Brexit is many things, but more than most it is a rejection of our politics and a longing for a new constitutional settlement. The myth that “the public will lose faith in politicians if we don’t honour the referendum” is based on the false premise that anyone trusted politicians in the first place. Brexit is happening precisely because people don’t trust politicians nor the way that politics is done. If there is to be any hope at healing the divides in this country, we must fundamentally change the way that politics is done and is seen to be done.


The Restoration Bill going through Parliament tries to ignore the political earthquake that we are living through and aims to spend several billion pounds keeping everything pretty much the same. The Houses of Parliament were designed and built before women were allowed to vote, and when the franchise was restricted to land owning men. It was in the time where Prime Ministers were Lords and the Commons was seen as subordinate – long before the conventions that underpin our still fledgling democracy came to be. It is a Palace designed for wealthy men to continue their Old Etonian ways, while the two main parties take it in turns to run the Government. This year’s elections and current opinion polls are an indication that the two party system is on the verge of collapse. The seating arrangements in the Commons will be chaotic if the next general election splits the vote four, five or even six ways. Plus, the introduction of PR at a future date would make two rows of opposing benches a redundant approach to running our democracy.


The current draft legislation makes absolutely no attempt to engage with the future of our political system, and will instead spend millions of pounds turning the temporary accommodation into a perfect replica of the dysfunctional House of Commons chamber, complete with replica division lobbies where MPs waste days of their working lives queuing up to vote. We live in an age of smart phones and interactive democracy – can’t we save money on the architects’ fees and just press a button to vote? No longer will every vote take fifteen minutes or even longer for hundreds of very highly paid people to shuffle down a corridor, sometimes many times a day. No other democracy in the world indulges such silly ideas, why should we?

This Bill dodges any public consultation or engagement with the project – leaving it all but guaranteed that this project will be seen as a huge waste of money with politicians spending billions on themselves. The Bill does nothing to consider how our political system might, or should, change over the coming years decades and beyond. And the Bill misses the opportunity of using the temporary parliamentary chambers as testbeds for improved ways of working, which might save millions of pounds in even a very short period of time.
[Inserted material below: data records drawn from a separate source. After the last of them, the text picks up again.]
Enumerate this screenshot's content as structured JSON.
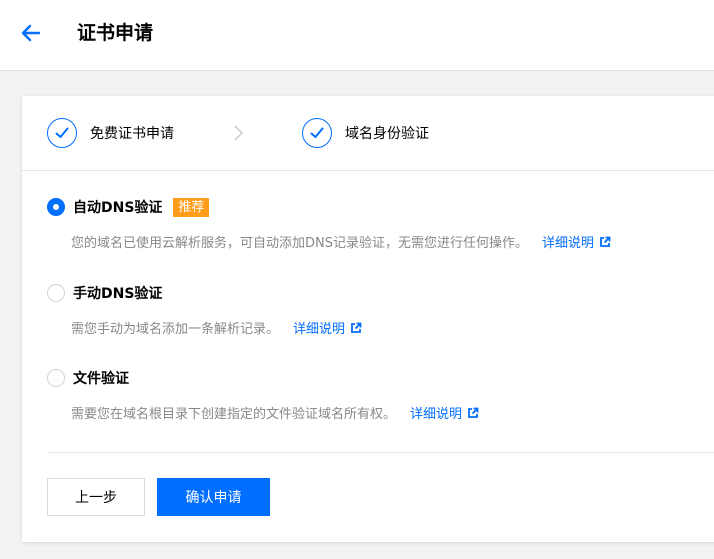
{
  "header": {
    "title": "证书申请",
    "back_icon": "arrow-left-icon"
  },
  "steps": [
    {
      "label": "免费证书申请",
      "status": "done"
    },
    {
      "label": "域名身份验证",
      "status": "done"
    }
  ],
  "options": [
    {
      "label": "自动DNS验证",
      "badge": "推荐",
      "checked": true,
      "description": "您的域名已使用云解析服务，可自动添加DNS记录验证，无需您进行任何操作。",
      "link": "详细说明"
    },
    {
      "label": "手动DNS验证",
      "checked": false,
      "description": "需您手动为域名添加一条解析记录。",
      "link": "详细说明"
    },
    {
      "label": "文件验证",
      "checked": false,
      "description": "需要您在域名根目录下创建指定的文件验证域名所有权。",
      "link": "详细说明"
    }
  ],
  "buttons": {
    "prev": "上一步",
    "confirm": "确认申请"
  },
  "colors": {
    "primary": "#006eff",
    "badge": "#ff9c19",
    "muted_text": "#888888"
  }
}
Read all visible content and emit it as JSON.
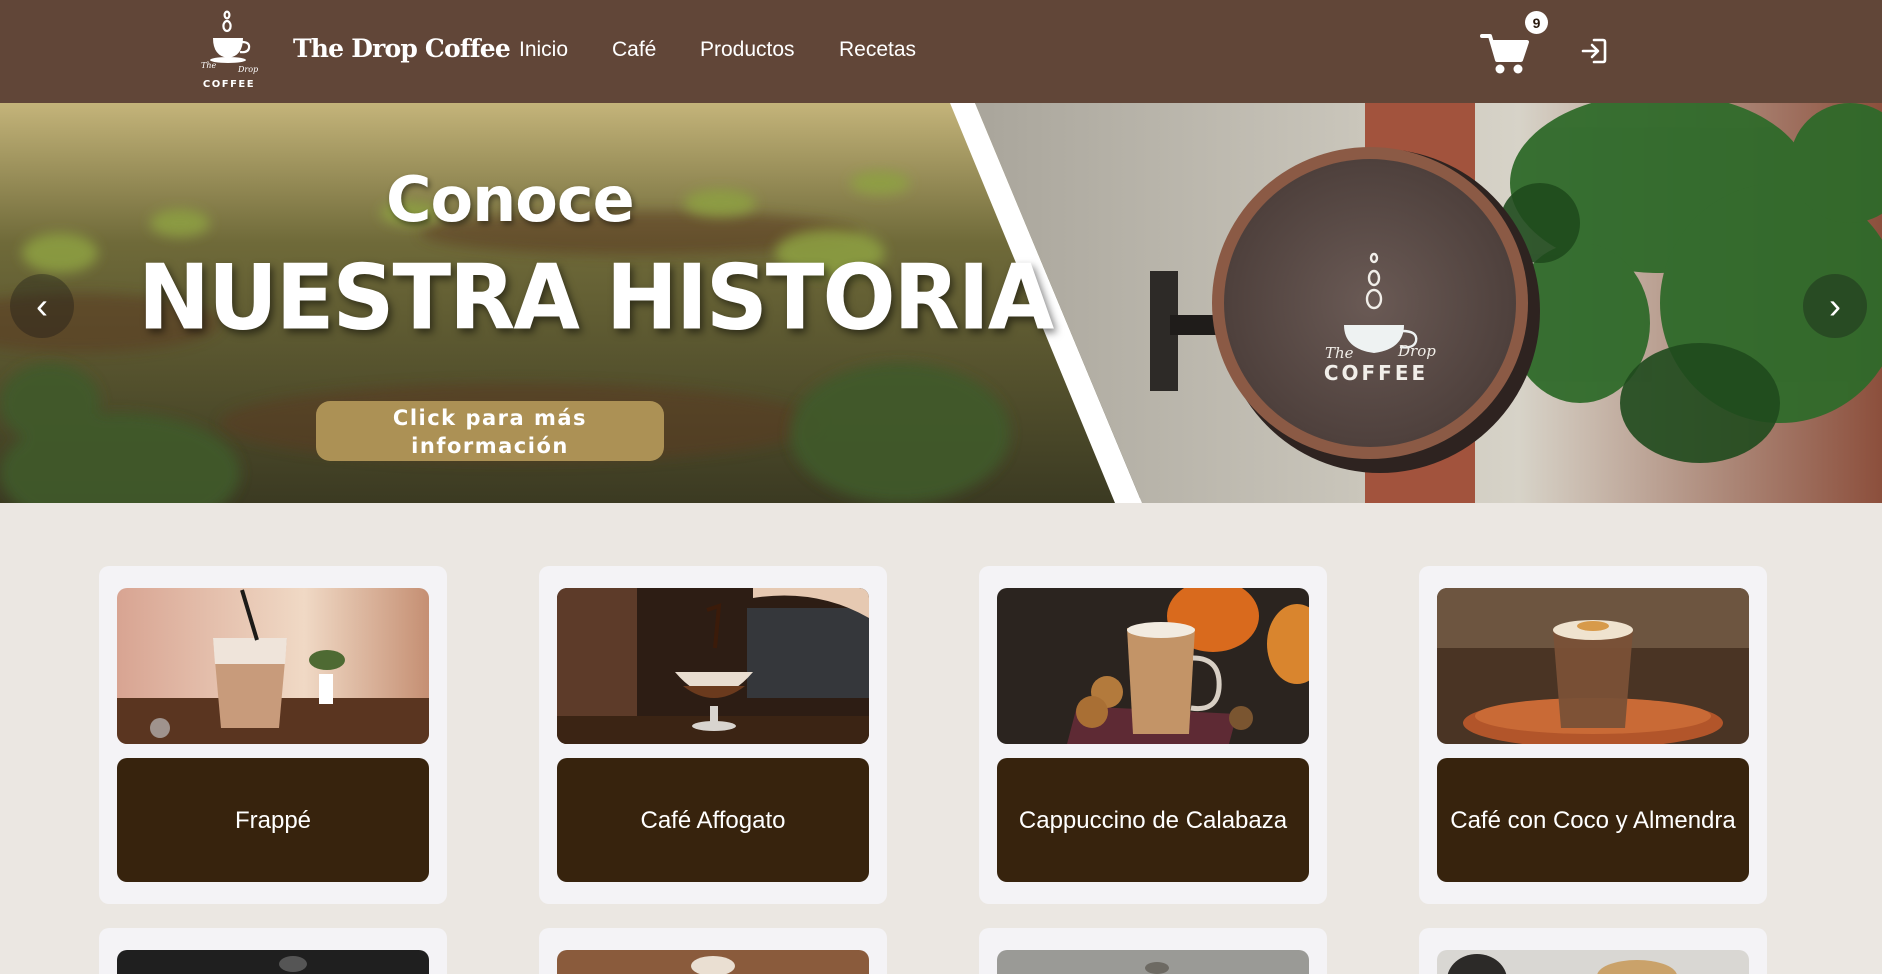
{
  "header": {
    "brand": "The Drop Coffee",
    "logo_text_top": "The",
    "logo_text_right": "Drop",
    "logo_text_bottom": "COFFEE",
    "nav": [
      {
        "label": "Inicio"
      },
      {
        "label": "Café"
      },
      {
        "label": "Productos"
      },
      {
        "label": "Recetas"
      }
    ],
    "cart_count": "9",
    "cart_icon": "cart-icon",
    "login_icon": "login-icon"
  },
  "hero": {
    "kicker": "Conoce",
    "title": "NUESTRA HISTORIA",
    "cta_line1": "Click para más",
    "cta_line2": "información",
    "sign_text_the": "The",
    "sign_text_drop": "Drop",
    "sign_text_coffee": "COFFEE",
    "prev": "‹",
    "next": "›"
  },
  "products": [
    {
      "name": "Frappé"
    },
    {
      "name": "Café Affogato"
    },
    {
      "name": "Cappuccino de Calabaza"
    },
    {
      "name": "Café con Coco y Almendra"
    }
  ],
  "colors": {
    "navbar": "#614638",
    "page_bg": "#ebe7e2",
    "card_bg": "#f4f3f6",
    "card_button": "#37230d",
    "cta": "#ac9155"
  }
}
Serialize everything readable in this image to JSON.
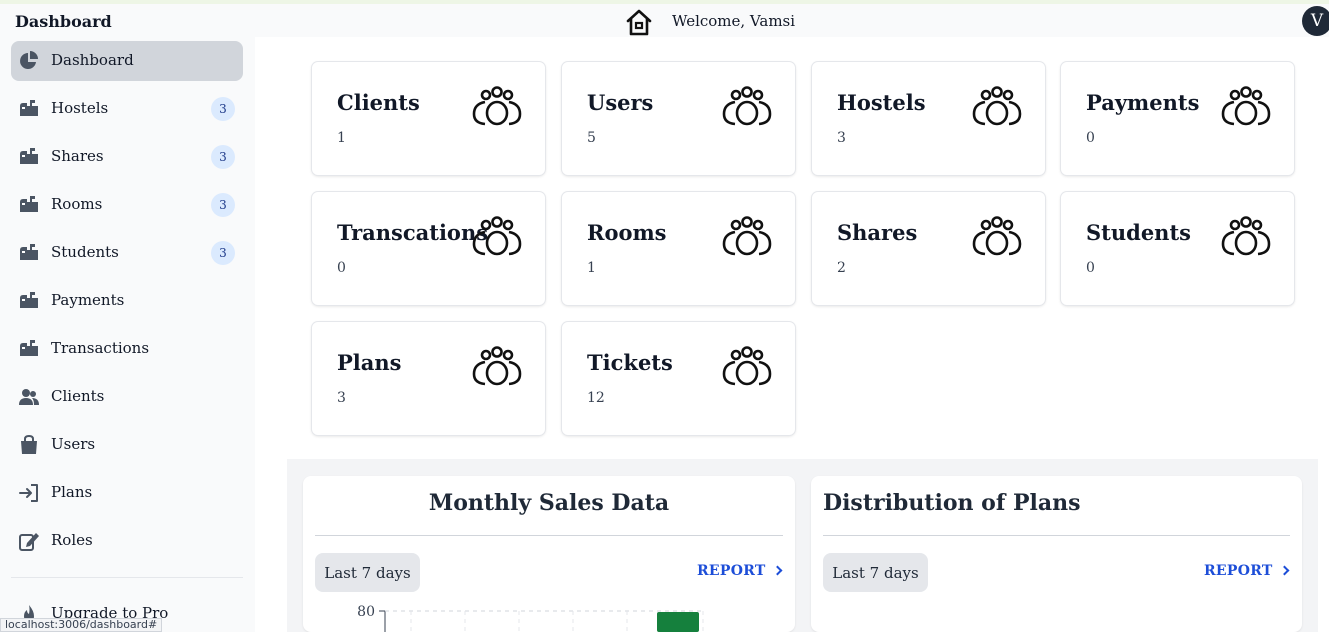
{
  "header": {
    "brand": "Dashboard",
    "welcome": "Welcome, Vamsi",
    "avatar_initial": "V"
  },
  "sidebar": {
    "items": [
      {
        "label": "Dashboard",
        "icon": "chart-pie-icon",
        "active": true
      },
      {
        "label": "Hostels",
        "icon": "mailbox-icon",
        "badge": "3"
      },
      {
        "label": "Shares",
        "icon": "mailbox-icon",
        "badge": "3"
      },
      {
        "label": "Rooms",
        "icon": "mailbox-icon",
        "badge": "3"
      },
      {
        "label": "Students",
        "icon": "mailbox-icon",
        "badge": "3"
      },
      {
        "label": "Payments",
        "icon": "mailbox-icon"
      },
      {
        "label": "Transactions",
        "icon": "mailbox-icon"
      },
      {
        "label": "Clients",
        "icon": "users-icon"
      },
      {
        "label": "Users",
        "icon": "shopping-bag-icon"
      },
      {
        "label": "Plans",
        "icon": "sign-in-icon"
      },
      {
        "label": "Roles",
        "icon": "edit-icon"
      }
    ],
    "upgrade_label": "Upgrade to Pro"
  },
  "status_url": "localhost:3006/dashboard#",
  "cards": [
    {
      "title": "Clients",
      "value": "1",
      "icon": "group-icon"
    },
    {
      "title": "Users",
      "value": "5",
      "icon": "group-icon"
    },
    {
      "title": "Hostels",
      "value": "3",
      "icon": "group-icon"
    },
    {
      "title": "Payments",
      "value": "0",
      "icon": "group-icon"
    },
    {
      "title": "Transcations",
      "value": "0",
      "icon": "group-icon"
    },
    {
      "title": "Rooms",
      "value": "1",
      "icon": "group-icon"
    },
    {
      "title": "Shares",
      "value": "2",
      "icon": "group-icon"
    },
    {
      "title": "Students",
      "value": "0",
      "icon": "group-icon"
    },
    {
      "title": "Plans",
      "value": "3",
      "icon": "group-icon"
    },
    {
      "title": "Tickets",
      "value": "12",
      "icon": "group-icon"
    }
  ],
  "panels": {
    "sales": {
      "title": "Monthly Sales Data",
      "range": "Last 7 days",
      "report": "REPORT",
      "chart_data": {
        "type": "bar",
        "ylim": [
          0,
          80
        ],
        "y_ticks": [
          "80"
        ],
        "bar_color": "#15803d"
      }
    },
    "plans": {
      "title": "Distribution of Plans",
      "range": "Last 7 days",
      "report": "REPORT"
    }
  },
  "colors": {
    "accent": "#1d4ed8",
    "active_bg": "#d1d5db",
    "badge_bg": "#dbeafe",
    "bar": "#15803d"
  }
}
To ensure that we restore and renew our democracy, to make it fit for the twenty first century and beyond, I will be proposing amendments to this Bill. These amendments will require the Sponsor Body to effectively consult with the public, to use the results in their plans, and to consider the desirability of different ways of working in the temporary and future parliamentary chambers. The current plans waste billions of pounds on maintaining a state of total obsolescence.